There are two standout contributions: Anne Buddie describes the
remarkable holdings of the National Galleries of Scotland in her chapter
‘From Tipu to the Trenches and Simla to Surrealism’ and Henry Noltie
provides a masterly account of the roller-coaster 350 years story of the
Royal Edinburgh Botanic Garden’s collections of living plants, herbarium
specimens and printed botanical items. ‘The Skull Room: Craniological
past of Edinburgh and India’ by Jeffery and Ian Harper attempts to explain to a modern readership the bizarre science of skull collection. In 1899
Professor Sir William Turner (1832-1916) published the first in a
series of four articles in the Transactions of the Royal Society of
Edinburgh, charting the craniological characteristics of the ‘People of
the Empire of India’. Turner was a distinguished anatomist and
scientist, and for 36 years the professor of anatomy at the University of
Edinburgh. He wrote in his first article ‘For a number of years I have
been collecting specimens and conducting an investigation into the
craniological characters of the native inhabitants of our great Indian
Empire, and several hundred skulls have now been under examination,
and almost all have been measured.’ Modern anthropology does well to
escape some of its strange past!
Edinburgh’s schools have many connections with India and the great
expansion of secondary education in the nineteenth century explains the
contribution made by Scots to modernising India. The University of
Edinburgh in particular features often in this book and its long rivalry with
the University of Aberdeen is almost comical. There are stories of traders,
merchants, planters, foresters, doctors, policemen, engineers, civil servants.

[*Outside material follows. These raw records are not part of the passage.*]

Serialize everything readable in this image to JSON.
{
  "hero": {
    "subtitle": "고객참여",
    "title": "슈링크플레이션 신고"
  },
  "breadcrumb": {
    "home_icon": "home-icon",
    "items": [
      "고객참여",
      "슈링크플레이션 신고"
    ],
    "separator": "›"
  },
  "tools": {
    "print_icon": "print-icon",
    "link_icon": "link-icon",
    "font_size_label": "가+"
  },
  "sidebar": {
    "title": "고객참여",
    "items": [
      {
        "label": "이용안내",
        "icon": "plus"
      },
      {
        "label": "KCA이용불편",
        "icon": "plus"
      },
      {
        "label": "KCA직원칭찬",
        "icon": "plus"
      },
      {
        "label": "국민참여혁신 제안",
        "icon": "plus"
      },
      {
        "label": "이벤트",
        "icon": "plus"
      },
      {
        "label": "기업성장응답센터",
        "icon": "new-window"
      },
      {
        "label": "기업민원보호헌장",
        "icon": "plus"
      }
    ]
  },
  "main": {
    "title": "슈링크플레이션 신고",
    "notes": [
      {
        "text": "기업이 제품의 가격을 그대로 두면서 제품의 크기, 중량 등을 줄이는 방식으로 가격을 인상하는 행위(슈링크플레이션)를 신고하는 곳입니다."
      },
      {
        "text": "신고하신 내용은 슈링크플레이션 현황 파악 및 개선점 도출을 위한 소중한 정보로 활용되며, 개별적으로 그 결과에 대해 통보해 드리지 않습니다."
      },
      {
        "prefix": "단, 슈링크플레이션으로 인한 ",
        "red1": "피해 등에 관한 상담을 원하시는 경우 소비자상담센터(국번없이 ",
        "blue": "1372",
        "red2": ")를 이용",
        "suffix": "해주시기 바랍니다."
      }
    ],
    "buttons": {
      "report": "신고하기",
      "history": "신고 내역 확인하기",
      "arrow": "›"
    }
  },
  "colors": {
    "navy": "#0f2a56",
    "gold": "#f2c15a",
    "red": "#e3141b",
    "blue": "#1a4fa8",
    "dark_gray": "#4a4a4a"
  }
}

Judges, lawyers, local officers, and of course missionaries - that bane of the
ICS (Indian Civil Service) known as ‘the heaven-born’. The wealth
brought from India to Edinburgh explains the imperial architectural style of
Scotland’s capital. The Afterword to the book is a fitting conclusion - a
thoughtful and elegant contribution by Bashabi Fraser, poet, writer and
academic who has lived in Edinburgh for over 20 years. Recommended.